All things considered, Melanie wasn’t so sure.
The agreement that Cara and Katie had struck was that Katie would be allowed to stay home afternoons on her own so long as she called Cara as soon as she got home. No friends, no car, and absolutely no drinking, but it was a first step in regaining her freedom; the first step in repairing the damaged trust.
When Cara hadn’t heard from her daughter by three o’clock—their daily check-in time—she called home. When Katie hadn’t returned the call fifteen minutes later, she called again. Then she left a voice mail on Katie’s cell phone. By half past the hour, in the middle of an input session for a new client, her mind was wandering.

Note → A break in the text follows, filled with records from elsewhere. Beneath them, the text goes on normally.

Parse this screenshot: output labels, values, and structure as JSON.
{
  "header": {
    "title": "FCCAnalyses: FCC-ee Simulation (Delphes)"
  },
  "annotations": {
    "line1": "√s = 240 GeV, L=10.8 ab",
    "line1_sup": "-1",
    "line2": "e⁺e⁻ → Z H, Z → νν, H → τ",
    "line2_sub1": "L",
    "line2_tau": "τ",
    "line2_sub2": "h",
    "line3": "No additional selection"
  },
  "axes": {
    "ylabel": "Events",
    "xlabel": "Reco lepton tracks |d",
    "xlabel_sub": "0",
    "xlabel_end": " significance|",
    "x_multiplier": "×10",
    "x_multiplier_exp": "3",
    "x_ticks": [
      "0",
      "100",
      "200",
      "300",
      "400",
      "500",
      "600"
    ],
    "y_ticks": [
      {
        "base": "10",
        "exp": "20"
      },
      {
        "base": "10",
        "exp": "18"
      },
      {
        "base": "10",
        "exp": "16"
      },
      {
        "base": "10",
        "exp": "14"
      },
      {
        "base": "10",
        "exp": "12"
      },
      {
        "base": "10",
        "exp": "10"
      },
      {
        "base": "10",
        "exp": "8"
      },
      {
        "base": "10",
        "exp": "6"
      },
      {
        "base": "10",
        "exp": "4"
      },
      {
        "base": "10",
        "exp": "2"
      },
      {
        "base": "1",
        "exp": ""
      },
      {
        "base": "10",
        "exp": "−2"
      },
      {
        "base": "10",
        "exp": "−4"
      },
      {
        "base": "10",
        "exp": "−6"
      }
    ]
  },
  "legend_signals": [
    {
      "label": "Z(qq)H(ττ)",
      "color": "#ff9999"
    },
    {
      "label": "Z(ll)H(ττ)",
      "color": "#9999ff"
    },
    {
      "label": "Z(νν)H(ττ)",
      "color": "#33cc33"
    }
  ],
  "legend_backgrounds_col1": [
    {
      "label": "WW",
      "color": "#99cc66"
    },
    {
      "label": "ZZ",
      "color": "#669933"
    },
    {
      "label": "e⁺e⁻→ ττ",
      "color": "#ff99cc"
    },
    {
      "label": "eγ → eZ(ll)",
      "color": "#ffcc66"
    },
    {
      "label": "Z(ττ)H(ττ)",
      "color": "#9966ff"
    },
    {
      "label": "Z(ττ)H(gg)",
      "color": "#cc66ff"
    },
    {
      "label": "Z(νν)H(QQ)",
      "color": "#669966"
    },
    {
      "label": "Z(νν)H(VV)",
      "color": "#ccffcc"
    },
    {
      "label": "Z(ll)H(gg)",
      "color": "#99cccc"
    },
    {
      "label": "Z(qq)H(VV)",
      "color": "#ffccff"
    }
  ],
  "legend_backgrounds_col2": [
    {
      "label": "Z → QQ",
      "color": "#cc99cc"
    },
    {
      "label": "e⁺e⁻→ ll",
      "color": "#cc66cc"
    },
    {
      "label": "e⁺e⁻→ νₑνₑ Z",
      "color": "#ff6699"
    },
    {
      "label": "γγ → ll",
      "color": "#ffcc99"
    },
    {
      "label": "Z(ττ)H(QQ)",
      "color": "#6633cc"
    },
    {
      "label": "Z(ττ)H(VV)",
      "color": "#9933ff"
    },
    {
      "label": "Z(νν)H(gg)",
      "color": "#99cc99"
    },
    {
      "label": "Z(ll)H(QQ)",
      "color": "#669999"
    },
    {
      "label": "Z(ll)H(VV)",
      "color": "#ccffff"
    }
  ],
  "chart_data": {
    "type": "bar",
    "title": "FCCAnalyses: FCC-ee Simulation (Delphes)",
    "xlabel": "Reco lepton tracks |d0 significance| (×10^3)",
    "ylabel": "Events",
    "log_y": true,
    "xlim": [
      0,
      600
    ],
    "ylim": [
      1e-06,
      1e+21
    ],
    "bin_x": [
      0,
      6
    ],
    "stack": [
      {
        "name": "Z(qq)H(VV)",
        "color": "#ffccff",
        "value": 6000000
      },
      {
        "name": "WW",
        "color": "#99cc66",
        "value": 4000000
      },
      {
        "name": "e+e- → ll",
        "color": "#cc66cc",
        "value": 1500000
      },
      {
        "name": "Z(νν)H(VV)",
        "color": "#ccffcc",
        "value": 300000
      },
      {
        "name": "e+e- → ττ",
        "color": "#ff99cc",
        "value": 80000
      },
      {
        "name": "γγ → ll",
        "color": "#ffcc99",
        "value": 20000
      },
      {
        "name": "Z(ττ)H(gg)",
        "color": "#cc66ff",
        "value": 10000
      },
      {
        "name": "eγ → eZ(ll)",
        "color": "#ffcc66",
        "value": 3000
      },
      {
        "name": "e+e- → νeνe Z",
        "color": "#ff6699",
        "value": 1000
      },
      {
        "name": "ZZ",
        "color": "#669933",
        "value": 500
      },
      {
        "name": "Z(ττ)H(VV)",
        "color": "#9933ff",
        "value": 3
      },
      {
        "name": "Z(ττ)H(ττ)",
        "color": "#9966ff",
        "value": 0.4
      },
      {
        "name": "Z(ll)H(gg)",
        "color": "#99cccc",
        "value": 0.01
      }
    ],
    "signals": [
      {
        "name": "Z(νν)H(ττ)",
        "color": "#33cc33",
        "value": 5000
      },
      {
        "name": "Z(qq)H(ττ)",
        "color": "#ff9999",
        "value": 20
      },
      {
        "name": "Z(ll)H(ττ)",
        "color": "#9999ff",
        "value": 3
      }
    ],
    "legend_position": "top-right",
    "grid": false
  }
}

At four o’clock, she panicked, excused herself and drove straight home, alternately calling the home number, Katie’s cell phone and a multitude of Jack’s numbers—office, cell, home—all of which led to one voice mail box after another. Cara frantically tried to re-create the conversation she’d had with Katie that morning. Had she for
gotten a commitment? Was her daughter at school? Working on a special assignment somewhere? Had she given her permission to do something after school and forgotten about it? And if so, why the hell wasn’t she answering her cell phone?

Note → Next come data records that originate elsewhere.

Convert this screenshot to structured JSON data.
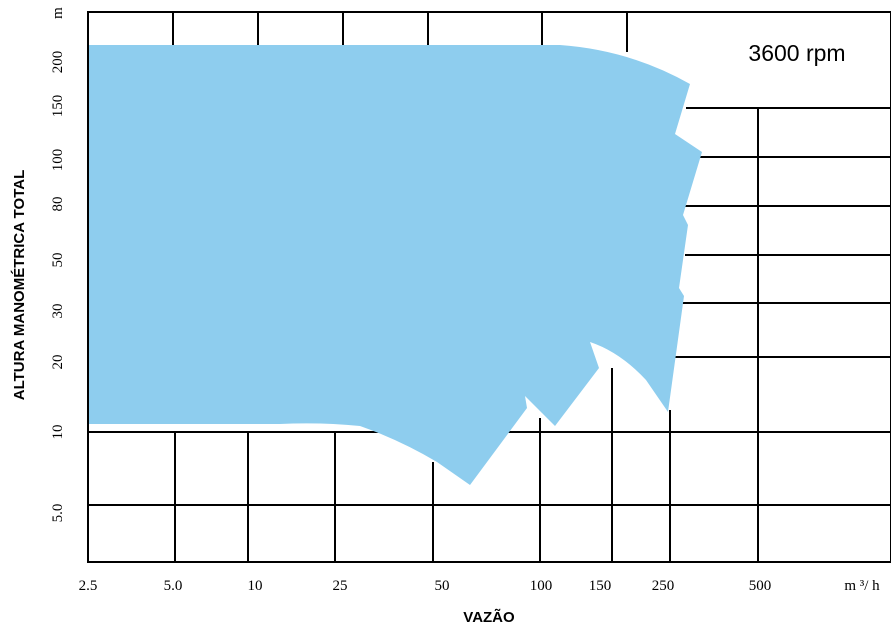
{
  "chart_data": {
    "type": "area",
    "title": "",
    "annotation": "3600 rpm",
    "xlabel": "VAZÃO",
    "ylabel": "ALTURA MANOMÉTRICA TOTAL",
    "x_unit": "m ³/ h",
    "y_unit": "m",
    "x_ticks": [
      "2.5",
      "5.0",
      "10",
      "25",
      "50",
      "100",
      "150",
      "250",
      "500"
    ],
    "y_ticks": [
      "5.0",
      "10",
      "20",
      "30",
      "50",
      "80",
      "100",
      "150",
      "200"
    ],
    "fill_color": "#8ecdee",
    "grid": true
  }
}
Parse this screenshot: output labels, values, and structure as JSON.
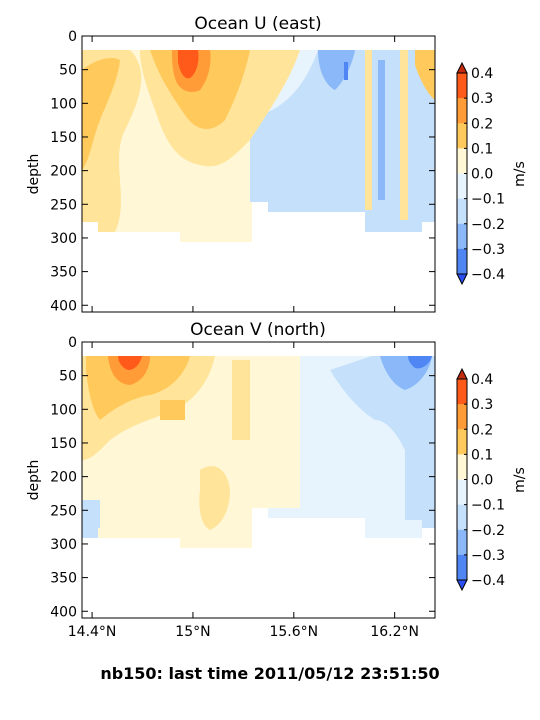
{
  "figure": {
    "footer": "nb150: last time 2011/05/12 23:51:50"
  },
  "palette": {
    "levels": [
      -0.4,
      -0.3,
      -0.2,
      -0.1,
      0.0,
      0.1,
      0.2,
      0.3,
      0.4
    ],
    "colors": [
      "#2a4ef0",
      "#4f86f4",
      "#8ab8f8",
      "#c4e0fb",
      "#e8f4fd",
      "#fff7d6",
      "#ffe49a",
      "#ffc95c",
      "#ff9c38",
      "#ff5a1a",
      "#c42b0e"
    ]
  },
  "chart_data": [
    {
      "type": "heatmap",
      "title": "Ocean U (east)",
      "ylabel": "depth",
      "xlabel": "",
      "colorbar_label": "m/s",
      "colorbar_ticks": [
        "0.4",
        "0.3",
        "0.2",
        "0.1",
        "0.0",
        "−0.1",
        "−0.2",
        "−0.3",
        "−0.4"
      ],
      "ylim": [
        410,
        0
      ],
      "y_ticks": [
        "0",
        "50",
        "100",
        "150",
        "200",
        "250",
        "300",
        "350",
        "400"
      ],
      "x_ticks": [],
      "data_x_range": [
        "14.4°N",
        "16.4°N"
      ],
      "depth_range": [
        20,
        300
      ]
    },
    {
      "type": "heatmap",
      "title": "Ocean V (north)",
      "ylabel": "depth",
      "xlabel": "",
      "colorbar_label": "m/s",
      "colorbar_ticks": [
        "0.4",
        "0.3",
        "0.2",
        "0.1",
        "0.0",
        "−0.1",
        "−0.2",
        "−0.3",
        "−0.4"
      ],
      "ylim": [
        410,
        0
      ],
      "y_ticks": [
        "0",
        "50",
        "100",
        "150",
        "200",
        "250",
        "300",
        "350",
        "400"
      ],
      "x_ticks": [
        "14.4°N",
        "15°N",
        "15.6°N",
        "16.2°N"
      ],
      "data_x_range": [
        "14.4°N",
        "16.4°N"
      ],
      "depth_range": [
        20,
        300
      ]
    }
  ]
}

By dinnertime, panic had given way to horror. Katie was gone. Her closet and drawers had been emptied of her favorite outfits; her favorite stuffed animal—an old, ratty pink pig—was not in its normal spot on her pillow. Her toothbrush and comb and blow dryer had disappeared. Without a doubt, Katie was gone.

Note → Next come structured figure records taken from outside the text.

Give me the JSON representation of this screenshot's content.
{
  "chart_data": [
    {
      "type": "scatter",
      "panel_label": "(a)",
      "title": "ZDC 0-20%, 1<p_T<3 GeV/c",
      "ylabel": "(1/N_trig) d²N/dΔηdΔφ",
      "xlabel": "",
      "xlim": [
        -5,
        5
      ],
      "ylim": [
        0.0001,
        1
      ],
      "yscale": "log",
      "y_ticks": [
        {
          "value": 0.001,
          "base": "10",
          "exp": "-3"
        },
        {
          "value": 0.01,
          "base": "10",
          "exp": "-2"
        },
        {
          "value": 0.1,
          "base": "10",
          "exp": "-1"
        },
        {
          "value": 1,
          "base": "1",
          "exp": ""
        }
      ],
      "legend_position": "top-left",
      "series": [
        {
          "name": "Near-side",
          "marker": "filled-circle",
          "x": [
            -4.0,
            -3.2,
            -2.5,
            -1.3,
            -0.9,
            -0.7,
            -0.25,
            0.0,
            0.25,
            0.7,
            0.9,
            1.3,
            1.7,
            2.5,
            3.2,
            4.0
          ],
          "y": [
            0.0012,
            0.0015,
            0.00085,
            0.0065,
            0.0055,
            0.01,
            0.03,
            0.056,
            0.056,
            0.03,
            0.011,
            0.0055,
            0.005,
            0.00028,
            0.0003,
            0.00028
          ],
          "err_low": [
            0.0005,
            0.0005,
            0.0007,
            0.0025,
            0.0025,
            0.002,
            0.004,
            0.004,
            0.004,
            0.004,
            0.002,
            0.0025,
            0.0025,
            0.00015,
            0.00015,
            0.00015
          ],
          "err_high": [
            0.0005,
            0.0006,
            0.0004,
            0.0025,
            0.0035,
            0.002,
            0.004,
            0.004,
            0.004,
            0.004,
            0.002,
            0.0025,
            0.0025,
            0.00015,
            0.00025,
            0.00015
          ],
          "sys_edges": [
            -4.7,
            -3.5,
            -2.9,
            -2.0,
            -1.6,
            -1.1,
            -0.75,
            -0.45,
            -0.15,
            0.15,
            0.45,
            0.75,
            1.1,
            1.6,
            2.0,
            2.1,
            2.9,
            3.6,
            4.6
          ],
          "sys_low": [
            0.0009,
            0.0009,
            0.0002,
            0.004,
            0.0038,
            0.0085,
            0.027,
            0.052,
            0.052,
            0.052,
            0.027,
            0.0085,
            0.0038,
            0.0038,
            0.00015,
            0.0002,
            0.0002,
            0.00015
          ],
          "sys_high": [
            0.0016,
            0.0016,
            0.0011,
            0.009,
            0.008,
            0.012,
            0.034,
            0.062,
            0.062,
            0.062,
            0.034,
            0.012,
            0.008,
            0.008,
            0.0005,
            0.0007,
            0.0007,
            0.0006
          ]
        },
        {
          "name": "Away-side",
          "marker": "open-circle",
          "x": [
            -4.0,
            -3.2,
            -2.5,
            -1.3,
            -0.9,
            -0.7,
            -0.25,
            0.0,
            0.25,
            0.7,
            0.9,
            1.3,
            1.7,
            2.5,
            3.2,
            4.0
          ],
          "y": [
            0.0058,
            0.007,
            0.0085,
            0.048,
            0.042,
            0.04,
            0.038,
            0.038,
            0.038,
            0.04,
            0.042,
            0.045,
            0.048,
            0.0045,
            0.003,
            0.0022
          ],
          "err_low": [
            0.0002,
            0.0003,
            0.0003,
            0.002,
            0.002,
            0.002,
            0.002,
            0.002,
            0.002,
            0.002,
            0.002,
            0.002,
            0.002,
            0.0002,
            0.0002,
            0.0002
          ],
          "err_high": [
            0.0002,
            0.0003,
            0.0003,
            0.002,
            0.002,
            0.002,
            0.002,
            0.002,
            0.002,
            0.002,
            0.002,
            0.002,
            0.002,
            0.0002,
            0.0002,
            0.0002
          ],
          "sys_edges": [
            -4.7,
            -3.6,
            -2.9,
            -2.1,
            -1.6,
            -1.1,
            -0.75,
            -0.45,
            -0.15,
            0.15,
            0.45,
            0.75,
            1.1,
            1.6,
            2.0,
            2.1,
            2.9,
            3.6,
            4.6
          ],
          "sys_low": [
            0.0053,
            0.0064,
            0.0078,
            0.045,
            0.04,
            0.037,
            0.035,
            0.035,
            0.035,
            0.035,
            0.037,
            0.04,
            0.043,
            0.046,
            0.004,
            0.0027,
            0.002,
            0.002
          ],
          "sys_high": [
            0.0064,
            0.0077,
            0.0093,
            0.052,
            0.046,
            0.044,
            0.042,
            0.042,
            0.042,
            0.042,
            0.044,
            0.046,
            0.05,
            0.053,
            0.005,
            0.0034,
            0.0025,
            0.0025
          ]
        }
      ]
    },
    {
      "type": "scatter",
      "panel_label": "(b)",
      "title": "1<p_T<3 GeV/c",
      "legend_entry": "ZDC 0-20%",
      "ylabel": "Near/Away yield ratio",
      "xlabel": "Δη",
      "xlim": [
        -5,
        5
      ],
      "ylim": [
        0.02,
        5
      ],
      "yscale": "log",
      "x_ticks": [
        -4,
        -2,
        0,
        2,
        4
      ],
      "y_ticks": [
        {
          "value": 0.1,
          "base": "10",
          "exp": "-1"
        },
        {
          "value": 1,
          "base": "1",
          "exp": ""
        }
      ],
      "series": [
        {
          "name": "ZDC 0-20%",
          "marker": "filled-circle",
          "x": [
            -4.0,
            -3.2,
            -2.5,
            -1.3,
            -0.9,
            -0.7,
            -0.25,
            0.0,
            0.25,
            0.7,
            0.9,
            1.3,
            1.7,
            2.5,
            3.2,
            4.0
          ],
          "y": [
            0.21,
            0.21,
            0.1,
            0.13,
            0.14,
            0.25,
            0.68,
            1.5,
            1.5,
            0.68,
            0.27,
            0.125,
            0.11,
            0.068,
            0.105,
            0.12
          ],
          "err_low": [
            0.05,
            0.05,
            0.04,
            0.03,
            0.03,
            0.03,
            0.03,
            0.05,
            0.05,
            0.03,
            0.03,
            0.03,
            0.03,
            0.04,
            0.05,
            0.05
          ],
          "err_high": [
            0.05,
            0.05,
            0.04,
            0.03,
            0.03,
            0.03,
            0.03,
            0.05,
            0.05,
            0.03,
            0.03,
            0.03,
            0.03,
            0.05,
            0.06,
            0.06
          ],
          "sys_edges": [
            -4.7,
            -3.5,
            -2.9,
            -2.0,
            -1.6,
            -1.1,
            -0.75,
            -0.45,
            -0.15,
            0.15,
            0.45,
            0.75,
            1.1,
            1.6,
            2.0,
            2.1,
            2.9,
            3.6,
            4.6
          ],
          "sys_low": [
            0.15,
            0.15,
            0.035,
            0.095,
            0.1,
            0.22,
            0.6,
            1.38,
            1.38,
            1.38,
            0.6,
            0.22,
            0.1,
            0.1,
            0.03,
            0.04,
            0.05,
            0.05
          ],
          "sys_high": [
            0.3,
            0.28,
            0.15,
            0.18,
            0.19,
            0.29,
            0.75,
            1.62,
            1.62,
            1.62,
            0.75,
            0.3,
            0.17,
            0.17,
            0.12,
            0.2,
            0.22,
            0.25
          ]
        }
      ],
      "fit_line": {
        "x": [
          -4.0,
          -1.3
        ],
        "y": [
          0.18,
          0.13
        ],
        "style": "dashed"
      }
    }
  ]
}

Cara called Jack again, frenzied. He answered on the second ring, agitation seeping into his voice. “I’ve been in a meeting all afternoon, Cara. What in God’s name is so damn important that you have to call my cell phone every half hour?”
“You mean you knew I was calling and you couldn’t pick up the goddamn phone?” she screamed at him. “You’ve got to be kidding me, Jack?”
“What is so important?”
“Katie’s gone. I have no idea where she is but she’s gone. Her duffel and backpack aren’t here and she’s taken some of her favorite things.”
“Gone where?”
“Goddamn it, Jack, do you think I’d be calling you if I had any idea where our daughter was? I have no fucking idea. Do you know where she is? Has she called you?”
“No, Cara, you couldn’t possibly think that she’d be with me. She isn’t even speaking to me.”
Cara wanted to scream at him. And whose fault is that?
“So you have no idea where she’s gone? No idea whatsoever?” Cara asked.
“No, Cara. I don’t know where she is. Have you called her friends’ houses? She’s probably just spending the night somewhere and forgot to tell you.”